Monday, March 10, 2014

No. 87 – Cherish the Day

Performer: Sade
Songwriters: Sade Adu, Andrew Hale, Stewart Matthewman
Original Release: Love Deluxe
Year: 1992
Definitive Version: None, although I found a cool live version in Milan of all places just before Laurie and I flew there.

I haven’t given it a lot of thought, but this might be the hottest-sounding song of all time. I definitely can envision it being played at a dance establishment, but when I hear Cherish the Day, I think not of pink neon and body glitter but gray skies and pine needles. I close my eyes … and I see Torch Lake in October 2004, vividly. I saw many incredible things that fall, things I’d never seen before and might never see again.

A few days the first two weeks I was there were really warm—one day, I even wore shorts as temperatures soared into the mid-70s—and there wasn’t much wind. That changed in November, but October was mild. One morning, when I awoke to the sound of Maile scratching at my bedroom door, I couldn’t believe my eyes when I looked out over the lake: I couldn’t see anything more than 20 feet out into the water.

I’d never seen fog at Torch Lake, certainly not like this. It was as though an entire cloud descended over the lake that even light couldn’t penetrate. It was opaque, like in the remake of King Kong. What made it all the more amazing was that the light over my shoulder through the woods indicated that it would be a sunny day.

Maile and I took our walk, and on this day, Maile was feeling spry, so we hiked all the way to the yacht club, which had been boarded up for the winter, about a mile from the compound. Down there, out on a point that reached far out into the lake compared with the family compound, the fog shroud sat a mere 10 feet off shore of the almost flat calm lake. I threw a few stones and watched them disappear before hearing the splash.
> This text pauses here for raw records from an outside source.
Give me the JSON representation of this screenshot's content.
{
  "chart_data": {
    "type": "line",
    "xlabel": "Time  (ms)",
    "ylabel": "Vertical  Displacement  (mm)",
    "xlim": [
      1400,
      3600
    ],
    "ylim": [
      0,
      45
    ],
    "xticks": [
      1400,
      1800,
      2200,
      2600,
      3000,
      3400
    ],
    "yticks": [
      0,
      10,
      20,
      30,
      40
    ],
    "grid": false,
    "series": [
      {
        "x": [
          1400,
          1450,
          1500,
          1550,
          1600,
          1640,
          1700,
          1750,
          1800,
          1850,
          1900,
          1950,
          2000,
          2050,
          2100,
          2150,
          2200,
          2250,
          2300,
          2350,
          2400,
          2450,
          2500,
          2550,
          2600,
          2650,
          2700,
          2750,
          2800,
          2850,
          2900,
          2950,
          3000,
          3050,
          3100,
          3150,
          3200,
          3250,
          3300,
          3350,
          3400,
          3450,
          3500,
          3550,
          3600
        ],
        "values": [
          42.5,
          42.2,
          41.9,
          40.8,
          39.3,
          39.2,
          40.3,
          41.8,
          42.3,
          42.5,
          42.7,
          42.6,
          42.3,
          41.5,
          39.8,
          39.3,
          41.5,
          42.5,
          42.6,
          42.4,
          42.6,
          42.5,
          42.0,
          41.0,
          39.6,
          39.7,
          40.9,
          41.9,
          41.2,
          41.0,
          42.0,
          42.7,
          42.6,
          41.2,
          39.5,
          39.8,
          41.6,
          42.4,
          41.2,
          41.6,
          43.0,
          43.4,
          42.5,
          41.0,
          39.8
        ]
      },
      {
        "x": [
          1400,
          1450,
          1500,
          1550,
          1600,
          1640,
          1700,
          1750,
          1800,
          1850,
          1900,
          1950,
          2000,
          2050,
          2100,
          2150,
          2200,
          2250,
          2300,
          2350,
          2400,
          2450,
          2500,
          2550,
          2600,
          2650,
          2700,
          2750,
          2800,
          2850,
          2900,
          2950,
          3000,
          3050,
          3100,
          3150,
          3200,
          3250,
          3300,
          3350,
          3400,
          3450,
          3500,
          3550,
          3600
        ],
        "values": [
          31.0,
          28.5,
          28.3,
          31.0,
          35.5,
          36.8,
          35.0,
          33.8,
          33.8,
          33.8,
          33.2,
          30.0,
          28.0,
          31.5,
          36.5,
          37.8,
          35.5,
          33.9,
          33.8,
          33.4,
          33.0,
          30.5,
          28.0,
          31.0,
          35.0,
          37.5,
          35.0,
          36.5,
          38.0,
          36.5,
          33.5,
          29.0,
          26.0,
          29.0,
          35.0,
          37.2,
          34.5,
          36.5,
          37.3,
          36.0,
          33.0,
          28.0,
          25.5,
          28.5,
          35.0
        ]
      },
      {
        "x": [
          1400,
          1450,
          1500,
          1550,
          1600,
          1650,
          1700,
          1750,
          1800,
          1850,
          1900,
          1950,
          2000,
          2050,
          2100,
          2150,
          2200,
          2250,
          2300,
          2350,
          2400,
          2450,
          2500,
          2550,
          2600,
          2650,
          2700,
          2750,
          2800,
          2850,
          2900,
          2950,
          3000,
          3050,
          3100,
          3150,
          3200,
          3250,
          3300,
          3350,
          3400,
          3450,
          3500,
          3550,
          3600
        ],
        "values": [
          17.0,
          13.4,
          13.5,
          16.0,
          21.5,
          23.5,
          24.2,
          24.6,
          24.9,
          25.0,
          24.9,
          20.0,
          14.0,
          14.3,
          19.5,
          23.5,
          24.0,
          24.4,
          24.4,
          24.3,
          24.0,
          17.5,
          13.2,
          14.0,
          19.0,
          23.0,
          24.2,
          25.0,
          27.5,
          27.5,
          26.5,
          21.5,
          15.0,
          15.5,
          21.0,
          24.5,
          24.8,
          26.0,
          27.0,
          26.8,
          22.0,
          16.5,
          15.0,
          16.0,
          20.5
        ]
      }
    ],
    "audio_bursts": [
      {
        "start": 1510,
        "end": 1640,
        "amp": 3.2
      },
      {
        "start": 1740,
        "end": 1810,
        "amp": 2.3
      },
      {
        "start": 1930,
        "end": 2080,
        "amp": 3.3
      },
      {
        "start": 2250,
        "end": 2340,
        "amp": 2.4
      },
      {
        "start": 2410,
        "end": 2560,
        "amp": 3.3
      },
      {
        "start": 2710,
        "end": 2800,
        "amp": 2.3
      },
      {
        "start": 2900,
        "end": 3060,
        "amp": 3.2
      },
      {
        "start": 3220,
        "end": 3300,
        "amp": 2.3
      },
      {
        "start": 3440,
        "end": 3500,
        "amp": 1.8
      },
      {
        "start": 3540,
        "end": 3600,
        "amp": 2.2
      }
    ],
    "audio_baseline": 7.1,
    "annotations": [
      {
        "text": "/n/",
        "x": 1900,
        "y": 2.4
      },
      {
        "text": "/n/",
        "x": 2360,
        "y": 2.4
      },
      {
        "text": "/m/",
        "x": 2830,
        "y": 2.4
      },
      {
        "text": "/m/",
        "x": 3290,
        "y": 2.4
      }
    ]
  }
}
Incredible!

By the time we got home, the fog was lifting, and sunbeams of various densities poked through the haze and illuminated the field across the road from the compound. I could see Taffy’s barn (Aunt Nan’s pony who long had since passed) emerge ghost-like through the haze. I didn’t take my camera to document the vision, but I don’t have to. It’s burned in my brain as clear as though I were seeing it now.

At night, the lake was almost completely dark. This was in stark contrast with the summer, when a string of lights dotted the lake. That so few people were there at this time of year meant I could take liberties with my trespassing and go places I couldn’t ordinarily.

One such place was the old Hibbard log cabin, called Minisa. It’s two doors from the compound, and it always seemed to be closed up. A newer home has been built on the property nearby, but the log cabin remained standing, nestled so deep into a grove of pine trees that it looked like something out of a Grimm’s fairy tale.

I knew that in the woods nearby was a totem pole that when I was a kid was visible from the lake. I was surprised, but glad, that I found it again, now worn down from years of weather and almost totally overgrown by bushes and trees.

On the other side of the street and farther up was a newer service road. Maile and I hiked it one day back to the meadow behind Aunt Josie’s apple orchard and the pig sty that been the site of a memorable rainstorm-fueled romp many years before. The road was beneath the power lines, and it was hewn out of a grove of fir trees that stretched for hundreds of yards.

But the firs weren’t giving up the land without a fight. In and along the service road a battery of tiny trees grew in defiance. The ground was so fertile that it seemed that any seed that dropped into it took root. The trees ranged from a couple of feet in height to three-inch sprigs that had a single green frond. I thought of my little fir tree that Orchard Nursery in Columbus gave away for free and I planted out back of my house. Dozens of those were here for the taking.

So I was mostly by myself, but I wasn’t alone, not with Maile and not even the entire time. In mid-October, as the League Championship Series heated up, Dad and Laura came up for a weekend to take part in one of the few off-season activities that went on—an apple squeeze by a yacht club member down the road. It’s a good thing they did, too, because I had to make a run to civilization, and they could watch Maile while I was gone.

The week before, I found out, to much dismay, that my cellphone charger crapped out, so my phone no longer accepted a charge. This, of course, was no good in and of itself, but it was particularly troublesome, because it was my primary means of communication. If I couldn’t charge the battery, I had to replace the phone.

Back then, the closest Verizon store was in Grand Rapids, three hours to the south. Fortunately, I knew someone who lived in Grand Rapids, so I called Dave and asked whether I could make use of his guest room. He happily obliged.

I spent a night there, got a new Samsung flip phone and watched the Yankees begin what ended up being the biggest collapse in Major League Baseball history as they blew Game Four of the ALCS to the Red Sex. Dave and I went to a nearby BW-3 for wings and happy taunts of the Pinstripes.

Missions accomplished, I headed back on a gray day the day Dad and Laura left, with the sultry voice of Sade accompanying my ride back to the hinterlands. My stomach had been feeling a bit rocky lately, and the music soothed the savage beast that lay below. I had to get whatever was bothering me out of my system in the next two weeks. I had a big weekend planned in early November in Chicago, you see, and I didn’t want to take a sour stomach with me.